Series of railway lines

Jharia Coalfield has a series of railway lines covering the region lying between the Grand Chord line on the north and the Damodar river in the south. It consists of five lines of which four are managed by East Central Railway's Dhanbad railway division and one is managed by the South Eastern Railway's Adra railway division.

==History==
It was possible to develop mining in the Jharia Coalfield in the late nineteenth century primarily because of the introduction of railways. East Indian Railway Company extended the Grand Chord to Katrasgarh via Dhanbad in 1894.

The Bengal Nagpur Railway extended its then mainline, the Nagpur–Asansol line, to Netaji SC Bose Gomoh, on EIR’s Grand Chord, in 1907. The –Chandrapura branch line was opened in 1913.

The District Gazetteer of Manbhum noted that: "There is a network of railway line in this district passing through colliery area. Grand Chord Line of the Eastern Railway and branch line of South Eastern Railway pass through this district from Gomoh Junction two railway line one of the Eastern Railway and another of the south Eastern Railway branch off, one going to Dehri on Sone (Shahabad) via Barkakana and another from Gomoh to Adra (Purulia district). There are branch lines in both the railway for carrying coal to different places in the country."

EIR had four major sections:
- Kumardhubi–Gomoh section
- Pradhankhanta–Pathardih section (15 km), opened in 1913
- Dhanbad–Phularitand section (21.6 km), opened in 1894 to Katrasgarh and extended to Phularitand in 1924
- Dhanbad–Jharia-Pathardih section opened in 1903.

BNR had one section from Sudamdih to Gomoh.

== Sections ==
Apart from the numerous loop lines which serve the various collieries in the area, there are 5 major sections:

1. Dhanbad–N.S.C. Bose Gomoh line (part of the Asansol–Gaya section of the Grand Chord)
2. Dhanbad–Chandrapura line
3. Dhanbad–Jharia–Pathardih line (now dismantled due to underground fires)
4. Pradhankhunta–Sindri Town branch line
5. Sudamdih–N.S.C Bose Gomoh section of the Adra–N.S.C. Bose Gomoh line

==Electrification==
Electrification of the stretch of mainline of this section from Asansol to Netaji SC Bose Gomoh was completed in 1960–61.

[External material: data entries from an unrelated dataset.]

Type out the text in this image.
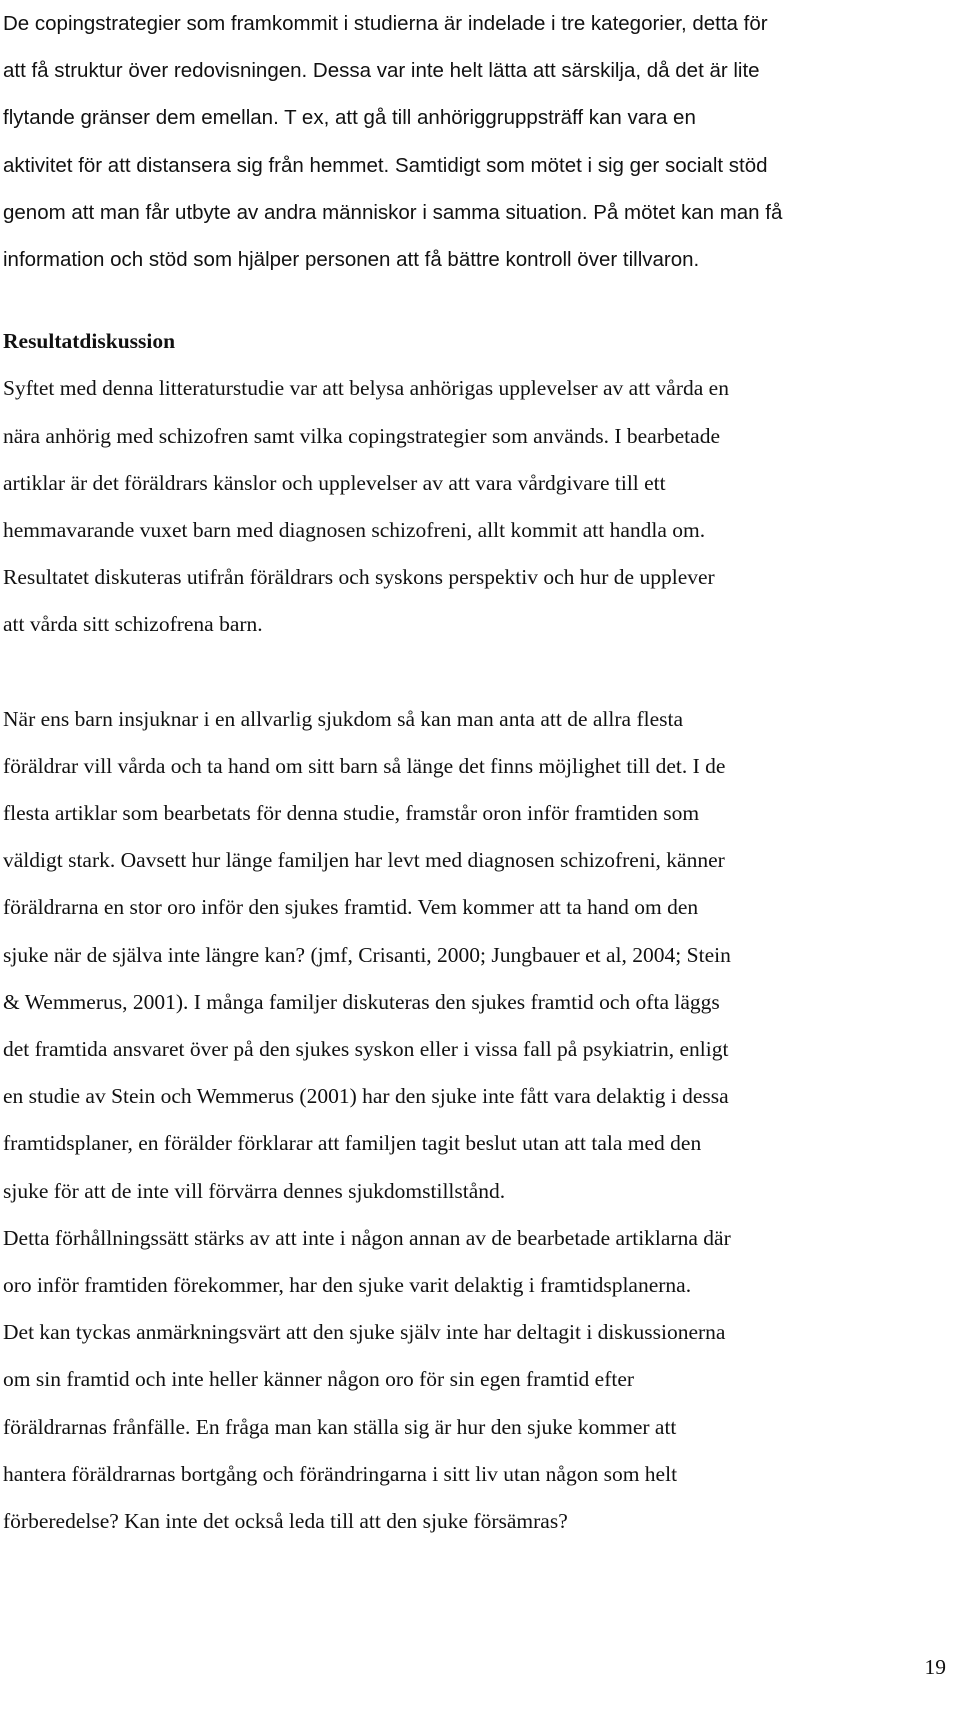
De copingstrategier som framkommit i studierna är indelade i tre kategorier, detta för
att få struktur över redovisningen. Dessa var inte helt lätta att särskilja, då det är lite
flytande gränser dem emellan. T ex, att gå till anhöriggruppsträff kan vara en
aktivitet för att distansera sig från hemmet. Samtidigt som mötet i sig ger socialt stöd
genom att man får utbyte av andra människor i samma situation. På mötet kan man få
information och stöd som hjälper personen att få bättre kontroll över tillvaron.

Resultatdiskussion

Syftet med denna litteraturstudie var att belysa anhörigas upplevelser av att vårda en
nära anhörig med schizofren samt vilka copingstrategier som används. I bearbetade
artiklar är det föräldrars känslor och upplevelser av att vara vårdgivare till ett
hemmavarande vuxet barn med diagnosen schizofreni, allt kommit att handla om.
Resultatet diskuteras utifrån föräldrars och syskons perspektiv och hur de upplever
att vårda sitt schizofrena barn.

När ens barn insjuknar i en allvarlig sjukdom så kan man anta att de allra flesta
föräldrar vill vårda och ta hand om sitt barn så länge det finns möjlighet till det. I de
flesta artiklar som bearbetats för denna studie, framstår oron inför framtiden som
väldigt stark. Oavsett hur länge familjen har levt med diagnosen schizofreni, känner
föräldrarna en stor oro inför den sjukes framtid. Vem kommer att ta hand om den
sjuke när de själva inte längre kan? (jmf, Crisanti, 2000; Jungbauer et al, 2004; Stein
& Wemmerus, 2001). I många familjer diskuteras den sjukes framtid och ofta läggs
det framtida ansvaret över på den sjukes syskon eller i vissa fall på psykiatrin, enligt
en studie av Stein och Wemmerus (2001) har den sjuke inte fått vara delaktig i dessa
framtidsplaner, en förälder förklarar att familjen tagit beslut utan att tala med den
sjuke för att de inte vill förvärra dennes sjukdomstillstånd.

Detta förhållningssätt stärks av att inte i någon annan av de bearbetade artiklarna där
oro inför framtiden förekommer, har den sjuke varit delaktig i framtidsplanerna.

Det kan tyckas anmärkningsvärt att den sjuke själv inte har deltagit i diskussionerna
om sin framtid och inte heller känner någon oro för sin egen framtid efter
föräldrarnas frånfälle. En fråga man kan ställa sig är hur den sjuke kommer att
hantera föräldrarnas bortgång och förändringarna i sitt liv utan någon som helt
förberedelse? Kan inte det också leda till att den sjuke försämras?

19
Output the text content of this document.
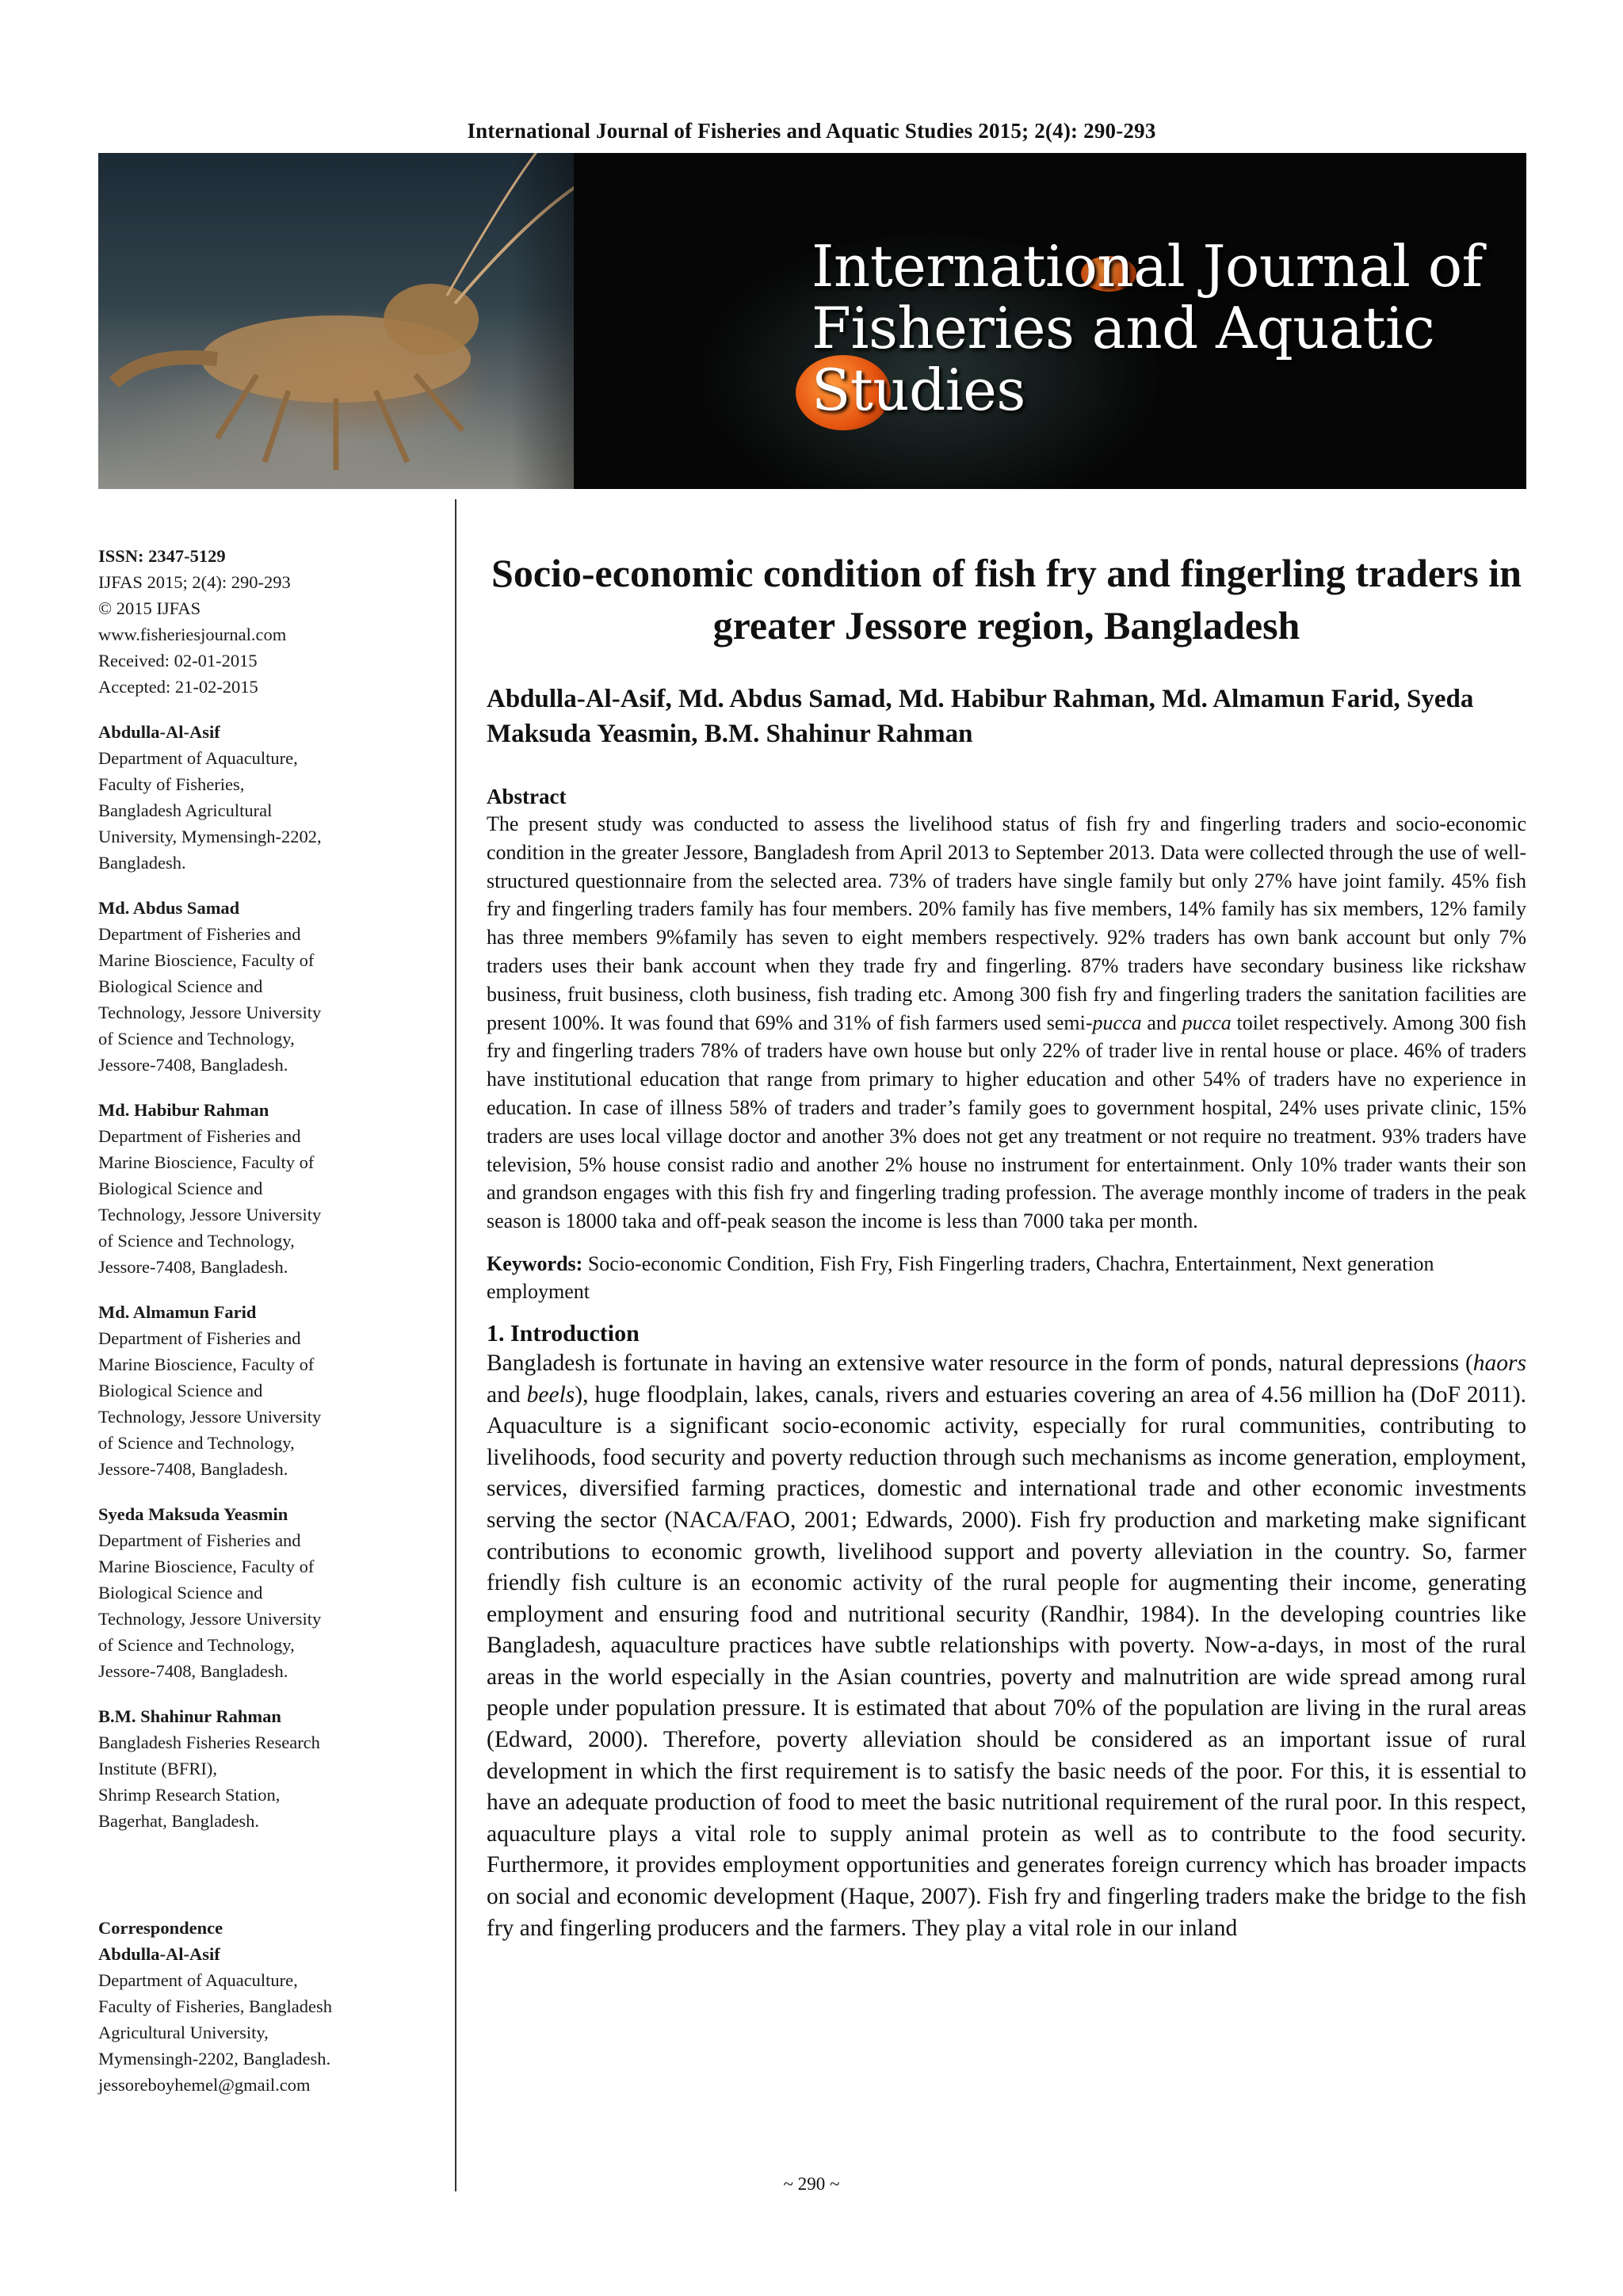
International Journal of Fisheries and Aquatic Studies 2015; 2(4): 290-293
International Journal of
Fisheries and Aquatic Studies
ISSN: 2347-5129
IJFAS 2015; 2(4): 290-293
© 2015 IJFAS
www.fisheriesjournal.com
Received: 02-01-2015
Accepted: 21-02-2015
Abdulla-Al-Asif
Department of Aquaculture,
Faculty of Fisheries,
Bangladesh Agricultural
University, Mymensingh-2202,
Bangladesh.
Md. Abdus Samad
Department of Fisheries and
Marine Bioscience, Faculty of
Biological Science and
Technology, Jessore University
of Science and Technology,
Jessore-7408, Bangladesh.
Md. Habibur Rahman
Department of Fisheries and
Marine Bioscience, Faculty of
Biological Science and
Technology, Jessore University
of Science and Technology,
Jessore-7408, Bangladesh.
Md. Almamun Farid
Department of Fisheries and
Marine Bioscience, Faculty of
Biological Science and
Technology, Jessore University
of Science and Technology,
Jessore-7408, Bangladesh.
Syeda Maksuda Yeasmin
Department of Fisheries and
Marine Bioscience, Faculty of
Biological Science and
Technology, Jessore University
of Science and Technology,
Jessore-7408, Bangladesh.
B.M. Shahinur Rahman
Bangladesh Fisheries Research
Institute (BFRI),
Shrimp Research Station,
Bagerhat, Bangladesh.
Correspondence
Abdulla-Al-Asif
Department of Aquaculture,
Faculty of Fisheries, Bangladesh
Agricultural University,
Mymensingh-2202, Bangladesh.
jessoreboyhemel@gmail.com
Socio-economic condition of fish fry and fingerling traders in greater Jessore region, Bangladesh
Abdulla-Al-Asif, Md. Abdus Samad, Md. Habibur Rahman, Md. Almamun Farid, Syeda Maksuda Yeasmin, B.M. Shahinur Rahman
Abstract

The present study was conducted to assess the livelihood status of fish fry and fingerling traders and socio-economic condition in the greater Jessore, Bangladesh from April 2013 to September 2013. Data were collected through the use of well-structured questionnaire from the selected area. 73% of traders have single family but only 27% have joint family. 45% fish fry and fingerling traders family has four members. 20% family has five members, 14% family has six members, 12% family has three members 9%family has seven to eight members respectively. 92% traders has own bank account but only 7% traders uses their bank account when they trade fry and fingerling. 87% traders have secondary business like rickshaw business, fruit business, cloth business, fish trading etc. Among 300 fish fry and fingerling traders the sanitation facilities are present 100%. It was found that 69% and 31% of fish farmers used semi-pucca and pucca toilet respectively. Among 300 fish fry and fingerling traders 78% of traders have own house but only 22% of trader live in rental house or place. 46% of traders have institutional education that range from primary to higher education and other 54% of traders have no experience in education. In case of illness 58% of traders and trader’s family goes to government hospital, 24% uses private clinic, 15% traders are uses local village doctor and another 3% does not get any treatment or not require no treatment. 93% traders have television, 5% house consist radio and another 2% house no instrument for entertainment. Only 10% trader wants their son and grandson engages with this fish fry and fingerling trading profession. The average monthly income of traders in the peak season is 18000 taka and off-peak season the income is less than 7000 taka per month.

Keywords: Socio-economic Condition, Fish Fry, Fish Fingerling traders, Chachra, Entertainment, Next generation employment
1. Introduction

Bangladesh is fortunate in having an extensive water resource in the form of ponds, natural depressions (haors and beels), huge floodplain, lakes, canals, rivers and estuaries covering an area of 4.56 million ha (DoF 2011). Aquaculture is a significant socio-economic activity, especially for rural communities, contributing to livelihoods, food security and poverty reduction through such mechanisms as income generation, employment, services, diversified farming practices, domestic and international trade and other economic investments serving the sector (NACA/FAO, 2001; Edwards, 2000). Fish fry production and marketing make significant contributions to economic growth, livelihood support and poverty alleviation in the country. So, farmer friendly fish culture is an economic activity of the rural people for augmenting their income, generating employment and ensuring food and nutritional security (Randhir, 1984). In the developing countries like Bangladesh, aquaculture practices have subtle relationships with poverty. Now-a-days, in most of the rural areas in the world especially in the Asian countries, poverty and malnutrition are wide spread among rural people under population pressure. It is estimated that about 70% of the population are living in the rural areas (Edward, 2000). Therefore, poverty alleviation should be considered as an important issue of rural development in which the first requirement is to satisfy the basic needs of the poor. For this, it is essential to have an adequate production of food to meet the basic nutritional requirement of the rural poor. In this respect, aquaculture plays a vital role to supply animal protein as well as to contribute to the food security. Furthermore, it provides employment opportunities and generates foreign currency which has broader impacts on social and economic development (Haque, 2007). Fish fry and fingerling traders make the bridge to the fish fry and fingerling producers and the farmers. They play a vital role in our inland

~ 290 ~
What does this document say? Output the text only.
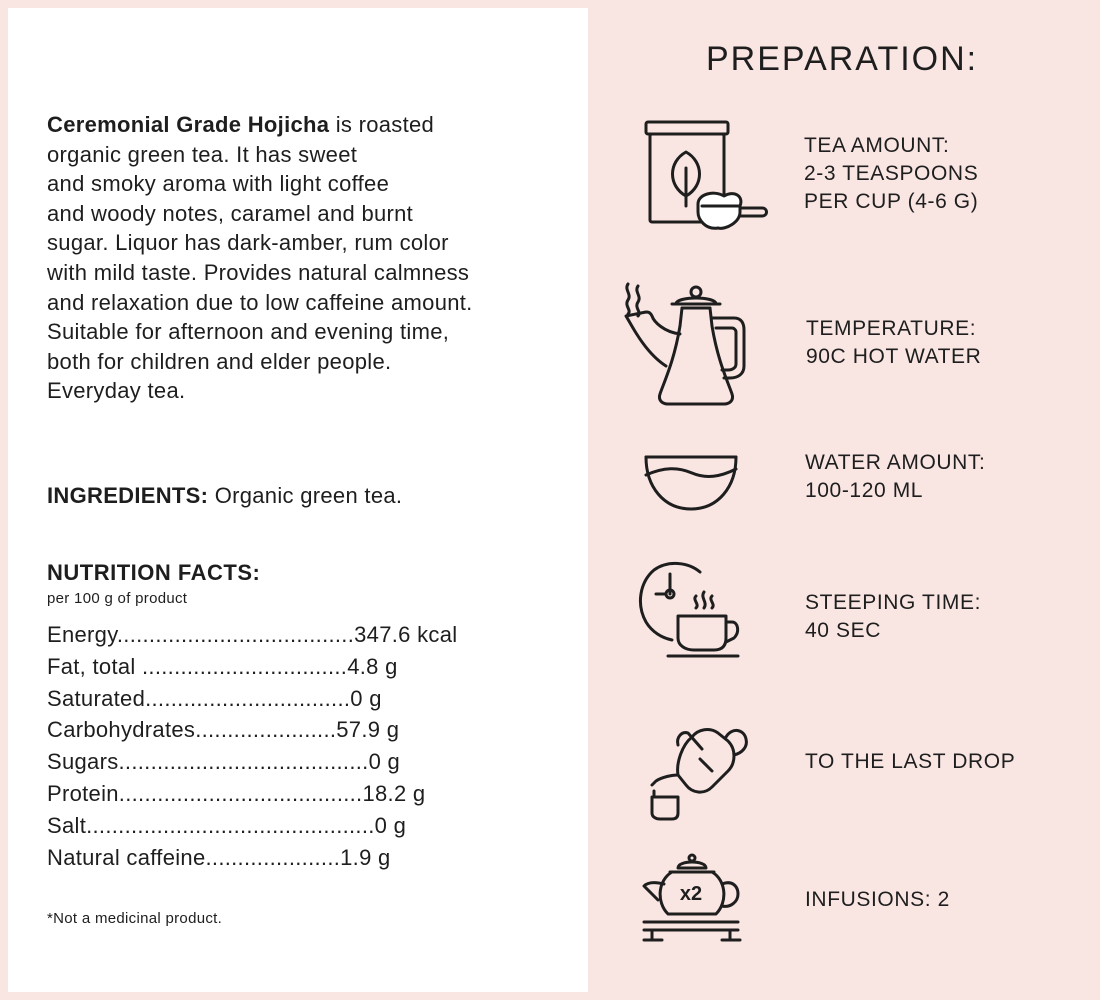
Ceremonial Grade Hojicha is roasted
organic green tea. It has sweet
and smoky aroma with light coffee
and woody notes, caramel and burnt
sugar. Liquor has dark-amber, rum color
with mild taste. Provides natural calmness
and relaxation due to low caffeine amount.
Suitable for afternoon and evening time,
both for children and elder people.
Everyday tea.

INGREDIENTS: Organic green tea.

NUTRITION FACTS:

per 100 g of product

Energy.....................................347.6 kcal
Fat, total ................................4.8 g
Saturated................................0 g
Carbohydrates......................57.9 g
Sugars.......................................0 g
Protein......................................18.2 g
Salt.............................................0 g
Natural caffeine.....................1.9 g

*Not a medicinal product.

PREPARATION:
TEA AMOUNT:
2-3 TEASPOONS
PER CUP (4-6 G)
TEMPERATURE:
90C HOT WATER
WATER AMOUNT:
100-120 ML
STEEPING TIME:
40 SEC
TO THE LAST DROP
x2	INFUSIONS: 2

Stretches of railway track in the Jharia Coalfield were electrified from time to time. Dhanbad–Kusunda–Tetulmari was electrified in 1961-62. The Santaldih–Pathardih–Sudamdih–Jamadoba sector was electrified in 1965-66. The Bhojudih–Netaji SC Bose Gomoh stretch was electrified in 1985–86. The Netaji SC Bose Gomoh–Chandrapura–Bhandaridah–Rajabera sector was electrified in 1986–87. The Chandrapura–Jamuniatanr–Mahuda sector was electrified in 1986–87. The Tupkadih–Talgoria sector was electrified in 1987–88.